1.2. Permasalahan Berdasarkan latar belakang yang telah diuraikan diatas, maka permasalahan dalam penelitian ini adalah bagaimana pengaruh sosial budaya dan ekonomi keluarga terhadap pola makan balita Bawah Garis Merah (BGM) di Kecamatan Montasik Kabupaten Aceh Besar.

1.3. Tujuan Penelitian Adapun tujuan penelitian ini adalah untuk menganalisis pengaruh sosial budaya dan ekonomi keluarga terhadap pola makan balita Bawah Garis Merah (BGM) di Kecamatan Montasik Kabupaten Aceh Besar.

1.4. Hipotesis Ada pengaruh sosial budaya dan ekonomi keluarga terhadap pola makan balita Bawah Garis Merah (BGM) di Kecamatan Montasik Kabupaten Aceh Besar.
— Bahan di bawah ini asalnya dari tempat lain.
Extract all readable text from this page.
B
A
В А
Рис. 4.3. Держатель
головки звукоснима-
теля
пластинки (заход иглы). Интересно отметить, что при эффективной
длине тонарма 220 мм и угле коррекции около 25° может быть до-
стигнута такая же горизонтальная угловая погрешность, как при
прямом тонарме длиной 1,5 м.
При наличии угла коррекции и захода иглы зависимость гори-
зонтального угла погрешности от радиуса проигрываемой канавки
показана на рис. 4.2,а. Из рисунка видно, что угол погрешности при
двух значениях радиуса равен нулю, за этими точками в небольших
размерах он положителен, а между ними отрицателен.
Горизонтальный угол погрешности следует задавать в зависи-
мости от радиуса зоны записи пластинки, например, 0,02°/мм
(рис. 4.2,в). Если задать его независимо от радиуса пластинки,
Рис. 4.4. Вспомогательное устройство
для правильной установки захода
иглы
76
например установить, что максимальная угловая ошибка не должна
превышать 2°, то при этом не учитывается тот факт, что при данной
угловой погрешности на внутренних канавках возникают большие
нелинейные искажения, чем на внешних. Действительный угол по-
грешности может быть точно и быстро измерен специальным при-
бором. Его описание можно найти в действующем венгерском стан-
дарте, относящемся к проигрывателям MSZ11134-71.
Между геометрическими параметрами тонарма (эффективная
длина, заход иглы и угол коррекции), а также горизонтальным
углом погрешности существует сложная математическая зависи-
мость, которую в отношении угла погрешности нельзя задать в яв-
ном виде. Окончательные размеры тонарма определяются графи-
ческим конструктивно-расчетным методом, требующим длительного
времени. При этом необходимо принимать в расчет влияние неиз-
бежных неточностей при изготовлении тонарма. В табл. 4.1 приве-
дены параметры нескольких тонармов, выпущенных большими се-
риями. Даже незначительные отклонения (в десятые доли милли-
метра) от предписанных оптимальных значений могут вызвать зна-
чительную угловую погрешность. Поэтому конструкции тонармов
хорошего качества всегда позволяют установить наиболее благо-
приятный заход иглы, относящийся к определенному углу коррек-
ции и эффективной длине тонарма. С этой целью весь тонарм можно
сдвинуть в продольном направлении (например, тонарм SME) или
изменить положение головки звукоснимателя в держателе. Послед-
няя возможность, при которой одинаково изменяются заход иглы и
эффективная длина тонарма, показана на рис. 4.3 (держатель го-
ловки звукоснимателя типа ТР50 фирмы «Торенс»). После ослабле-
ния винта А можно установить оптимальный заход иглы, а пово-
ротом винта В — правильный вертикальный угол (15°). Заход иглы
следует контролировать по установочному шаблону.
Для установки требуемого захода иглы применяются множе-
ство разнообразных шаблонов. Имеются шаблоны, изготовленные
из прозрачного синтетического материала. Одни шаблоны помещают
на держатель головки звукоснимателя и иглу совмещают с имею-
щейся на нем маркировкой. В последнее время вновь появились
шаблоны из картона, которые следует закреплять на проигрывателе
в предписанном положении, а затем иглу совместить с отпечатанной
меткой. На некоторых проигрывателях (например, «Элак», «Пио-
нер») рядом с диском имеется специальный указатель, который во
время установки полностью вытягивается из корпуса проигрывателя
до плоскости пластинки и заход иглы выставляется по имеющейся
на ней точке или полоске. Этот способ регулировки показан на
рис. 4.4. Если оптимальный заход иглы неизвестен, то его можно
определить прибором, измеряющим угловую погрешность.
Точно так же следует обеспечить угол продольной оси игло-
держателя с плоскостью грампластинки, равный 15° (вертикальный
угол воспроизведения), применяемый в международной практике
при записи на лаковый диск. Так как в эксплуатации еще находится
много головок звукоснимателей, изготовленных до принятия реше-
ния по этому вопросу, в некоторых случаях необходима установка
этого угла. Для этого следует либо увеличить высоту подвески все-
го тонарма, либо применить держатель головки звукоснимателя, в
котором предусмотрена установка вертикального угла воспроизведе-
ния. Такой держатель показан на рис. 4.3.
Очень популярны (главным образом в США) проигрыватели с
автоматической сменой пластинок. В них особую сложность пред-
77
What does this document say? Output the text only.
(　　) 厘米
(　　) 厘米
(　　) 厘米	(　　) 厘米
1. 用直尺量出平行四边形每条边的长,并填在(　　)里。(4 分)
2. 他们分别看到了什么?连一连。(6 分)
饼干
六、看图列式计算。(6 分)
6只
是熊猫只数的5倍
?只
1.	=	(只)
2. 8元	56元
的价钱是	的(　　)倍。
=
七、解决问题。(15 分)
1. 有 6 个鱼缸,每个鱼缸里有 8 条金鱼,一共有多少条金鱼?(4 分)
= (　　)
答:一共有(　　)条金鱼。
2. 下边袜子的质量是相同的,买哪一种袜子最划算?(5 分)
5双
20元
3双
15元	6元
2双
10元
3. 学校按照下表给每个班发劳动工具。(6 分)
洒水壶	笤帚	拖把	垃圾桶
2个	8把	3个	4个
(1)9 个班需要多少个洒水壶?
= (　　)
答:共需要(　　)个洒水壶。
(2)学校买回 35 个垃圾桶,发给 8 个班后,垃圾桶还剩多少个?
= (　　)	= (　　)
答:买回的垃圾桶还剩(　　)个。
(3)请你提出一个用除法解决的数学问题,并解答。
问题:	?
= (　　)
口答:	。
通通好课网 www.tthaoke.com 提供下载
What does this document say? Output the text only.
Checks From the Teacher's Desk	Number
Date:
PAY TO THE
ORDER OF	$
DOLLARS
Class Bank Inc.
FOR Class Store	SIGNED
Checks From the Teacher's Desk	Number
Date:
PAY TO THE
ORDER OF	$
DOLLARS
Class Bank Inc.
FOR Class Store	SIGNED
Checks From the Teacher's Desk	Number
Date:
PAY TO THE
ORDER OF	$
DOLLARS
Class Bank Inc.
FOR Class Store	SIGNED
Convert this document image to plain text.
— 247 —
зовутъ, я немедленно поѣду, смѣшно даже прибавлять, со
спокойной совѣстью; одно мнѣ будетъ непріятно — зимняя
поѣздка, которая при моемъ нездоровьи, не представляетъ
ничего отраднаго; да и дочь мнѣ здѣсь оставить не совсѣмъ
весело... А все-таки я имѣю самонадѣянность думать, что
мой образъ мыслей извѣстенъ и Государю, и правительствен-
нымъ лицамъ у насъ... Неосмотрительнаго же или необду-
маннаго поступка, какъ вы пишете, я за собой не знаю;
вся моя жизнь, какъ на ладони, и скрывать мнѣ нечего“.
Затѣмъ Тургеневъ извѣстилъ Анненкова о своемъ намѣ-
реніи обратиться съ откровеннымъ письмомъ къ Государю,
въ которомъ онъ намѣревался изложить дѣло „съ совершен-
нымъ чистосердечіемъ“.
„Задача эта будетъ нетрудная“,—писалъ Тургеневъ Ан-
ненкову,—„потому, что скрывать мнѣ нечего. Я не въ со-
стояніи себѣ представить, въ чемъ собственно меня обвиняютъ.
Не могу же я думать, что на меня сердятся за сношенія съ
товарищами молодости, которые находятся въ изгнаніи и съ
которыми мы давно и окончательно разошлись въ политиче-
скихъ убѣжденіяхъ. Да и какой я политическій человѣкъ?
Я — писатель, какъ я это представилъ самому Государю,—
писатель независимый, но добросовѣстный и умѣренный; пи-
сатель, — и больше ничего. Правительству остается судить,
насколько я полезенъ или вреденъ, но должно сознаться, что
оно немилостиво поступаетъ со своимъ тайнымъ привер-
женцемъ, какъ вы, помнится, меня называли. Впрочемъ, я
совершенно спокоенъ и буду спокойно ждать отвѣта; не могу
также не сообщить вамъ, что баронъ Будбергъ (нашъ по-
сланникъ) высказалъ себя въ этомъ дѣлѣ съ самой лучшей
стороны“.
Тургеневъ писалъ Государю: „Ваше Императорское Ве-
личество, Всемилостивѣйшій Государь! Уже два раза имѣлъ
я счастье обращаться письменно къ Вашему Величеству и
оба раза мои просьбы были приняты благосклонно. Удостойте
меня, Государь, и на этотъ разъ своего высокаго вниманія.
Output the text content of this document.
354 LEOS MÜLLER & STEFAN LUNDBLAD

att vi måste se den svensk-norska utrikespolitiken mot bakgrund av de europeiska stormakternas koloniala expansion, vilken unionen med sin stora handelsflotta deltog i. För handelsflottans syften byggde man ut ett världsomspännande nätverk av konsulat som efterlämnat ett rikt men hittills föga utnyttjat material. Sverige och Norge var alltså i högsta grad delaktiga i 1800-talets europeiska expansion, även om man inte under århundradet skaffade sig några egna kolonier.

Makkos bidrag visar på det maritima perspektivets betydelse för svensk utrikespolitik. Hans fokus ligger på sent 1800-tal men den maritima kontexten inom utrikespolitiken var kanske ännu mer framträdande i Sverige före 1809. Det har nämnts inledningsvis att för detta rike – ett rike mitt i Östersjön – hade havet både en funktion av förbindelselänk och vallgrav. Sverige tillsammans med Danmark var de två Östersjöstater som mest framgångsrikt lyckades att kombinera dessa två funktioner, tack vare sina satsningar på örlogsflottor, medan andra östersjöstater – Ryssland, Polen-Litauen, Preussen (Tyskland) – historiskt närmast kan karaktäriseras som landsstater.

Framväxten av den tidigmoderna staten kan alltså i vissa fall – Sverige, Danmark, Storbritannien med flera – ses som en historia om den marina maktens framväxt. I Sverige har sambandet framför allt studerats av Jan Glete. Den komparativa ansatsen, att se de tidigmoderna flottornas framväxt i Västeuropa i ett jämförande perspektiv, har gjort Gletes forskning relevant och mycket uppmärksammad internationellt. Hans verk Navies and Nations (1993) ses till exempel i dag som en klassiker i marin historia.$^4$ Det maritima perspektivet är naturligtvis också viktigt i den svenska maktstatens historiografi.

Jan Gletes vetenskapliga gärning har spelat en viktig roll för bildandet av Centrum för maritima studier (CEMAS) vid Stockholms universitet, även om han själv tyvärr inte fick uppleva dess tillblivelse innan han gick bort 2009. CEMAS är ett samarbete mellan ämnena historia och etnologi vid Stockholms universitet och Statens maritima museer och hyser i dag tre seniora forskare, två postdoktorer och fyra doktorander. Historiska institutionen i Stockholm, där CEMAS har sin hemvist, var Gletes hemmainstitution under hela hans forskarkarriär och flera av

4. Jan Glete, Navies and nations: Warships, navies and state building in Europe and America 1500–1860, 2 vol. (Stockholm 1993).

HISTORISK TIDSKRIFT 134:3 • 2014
Universitas Sumatera Utara

1.5. Manfaat Penelitian 1. Sebagai bahan masukan dan informasi kepada Pemerintah Kabupaten Aceh Besar terkait dengan program penanggulangan masalah gizi Balita di Aceh Besar. 2. Sebagai referensi untuk dapat memberikan informasi, tentang program pendidikan gizi kepada masyarakat khususnya ibu-ibu untuk memperhatikan status gizi balitanya. 3. Diharapkan dapat menambah khasanah ilmu pengetahuan yang berkaitan dengan pengaruh sosial budaya dan ekonomi keluarga terhadap pola makan balita Bawah Garis Merah (BGM).